ECMWFCode4Earth / challenges_2023

Discover the ECMWF Code for Earth 2023 challenges
53 stars 5 forks source link

Challenge 12 -Compression of Geospatial Data with Varying Information Density #3

Open EsperanzaCuartero opened 1 year ago

EsperanzaCuartero commented 1 year ago

Challenge 12 - Compression of Geospatial Data with Varying Information Density

Stream 1 - Software Developments for Earth Sciences

Goal

Development of an information-density adapting compression

Mentors and skills


Note: Only nationals or residents from the ECMWF Member States and Co-operating States are eligible to participate (see Terms and Conditions).


Challenge description

Geospatial data can vary in its information density from one part of the world to another. A dataset containing streets will be very dense in cities but contains little information in remote places like the Alps or even the ocean. The same is also true for datasets about the ocean or the atmosphere. The variability of sea surface temperatures and currents is much larger in the vicinity of the golf stream than in the middle of the Atlantic basin. This variability might also change in time. A hurricane, for example, has a lot of variability in winds, temperature and rain rates, and travels in addition across entire ocean basins.

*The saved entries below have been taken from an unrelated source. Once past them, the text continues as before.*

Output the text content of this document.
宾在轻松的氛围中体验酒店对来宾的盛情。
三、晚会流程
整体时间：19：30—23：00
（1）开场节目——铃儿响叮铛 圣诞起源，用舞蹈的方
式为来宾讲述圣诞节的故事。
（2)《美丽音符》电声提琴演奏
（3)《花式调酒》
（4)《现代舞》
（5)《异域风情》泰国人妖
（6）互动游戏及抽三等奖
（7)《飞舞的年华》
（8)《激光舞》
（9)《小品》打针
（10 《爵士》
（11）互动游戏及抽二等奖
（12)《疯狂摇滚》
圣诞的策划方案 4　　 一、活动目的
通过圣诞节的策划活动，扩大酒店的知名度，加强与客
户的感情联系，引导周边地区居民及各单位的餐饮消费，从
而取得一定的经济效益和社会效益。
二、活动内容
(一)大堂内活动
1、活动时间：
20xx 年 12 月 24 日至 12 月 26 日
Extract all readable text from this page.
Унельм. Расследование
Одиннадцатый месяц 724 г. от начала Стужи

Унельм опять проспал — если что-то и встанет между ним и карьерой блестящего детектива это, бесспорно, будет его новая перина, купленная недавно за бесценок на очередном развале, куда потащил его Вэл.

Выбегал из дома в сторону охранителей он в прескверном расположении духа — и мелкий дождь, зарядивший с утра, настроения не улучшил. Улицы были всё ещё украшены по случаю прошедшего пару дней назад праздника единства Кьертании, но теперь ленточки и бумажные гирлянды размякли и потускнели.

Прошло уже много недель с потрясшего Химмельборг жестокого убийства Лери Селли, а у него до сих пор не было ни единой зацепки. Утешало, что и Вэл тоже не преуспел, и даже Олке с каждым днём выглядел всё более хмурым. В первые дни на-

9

The challenge of this project is to improve xbitinfo to preserve the natural variability of these features but not to save random noise where the real information density is rather low. This means in particular that the number of bits needed to preserve in compression changes with location. A hurricane has a different information density than a same-sized area in the steadily blowing trade-wind regimes. Compressibility of climate data therefore can change drastically in time and space, which we want to exploit.

Currently in the bitinformation framework, to preserve all real information, the maximum information content calculated by xbitinfo needs to be used for the entire dataset. However, bitinformation can also be calculated on subsets, such that the ‘boring’ parts can therefore be more efficiently compressed.

Xbitinfo is an open-source Python package that enables lossy compression of geo-spatial data based on its information content. Embedded into the pangeo ecosystem, xbitinfo builds on top of xarray and dask and allows for fast compression and analysis of various data formats including netCDF and zarr. Xbitinfo addresses the challenge of increasingly large datasets split into chunks that are currently created due to increasingly available compute power. Climate simulations with resolutions of sub-km scale with petabytes of output are just one example where xbitinfo can help to keep the dataset manageable.

The successful applicant will refine the implementation of xbitinfo to data subsections (chunks) and improve our ability to compress spatially and temporal varying fields. Furthermore, the applicant will learn about information theory and software engineering with international mentors.

References:

edwardhartnett commented 1 year ago

Note that we recently added some compression features to netCDF, including support of lossy compression and support for the faster zstandard compression library. These may be helpful to those working on this challenge. For more details see: https://www.researchgate.net/publication/365006139_NetCDF_Compression_Improvements

milankl commented 1 year ago

Amazing, thanks Ed. Great summary!

ayoubft commented 1 year ago

Hello there!

I came across this project and it immediately caught my attention. The idea seems very interesting and I would love to learn more about it. I am writing to express my keen interest in this project.

Started out a draft for the proposal and during my research, I found out that this project is listed as a Google Summer of Code (GSoC) project .

Please let me know if there are any updates regarding the project considering that GSoC deadline is April 4th.

milankl commented 1 year ago

Hi Ayoub! Thanks for your interest!! Yes, indeed, we also got this project into the Google Summer of Code, meaning that it is possible to get funding through either track. Note the different deadlines though. We therefore expect two participants (one from code for earth, one from summer of code) to work on xbitinfo simultaneously. Depending on the proposals we will then define the individual projects in discussion with the participants so that they are somewhat independent of another. For us mentors there's no difference once you get accepted through summer of code or code for earth, but the programmes are distinct and there's only funding to accept one from each.

So yes, please write down your ideas and interests into a proposal and apply! You can also pick up ideas from the project ideas we wrote down for GSoC. In the end, we would like to see that you understood the challenge and have ideas how to solve it and a motivation to work on this during the summer.

ayoubft commented 1 year ago

Thank you so much Milan for your response and for clarifying the details about the project and the funding options available. I've already taken a look at the project idea listed for GSoC, and I'm excited to continue working on my proposal. This project is a fantastic opportunity to learn and develop new skills, and I'm eager to understand the challenge and come up with innovative ideas for how to solve it.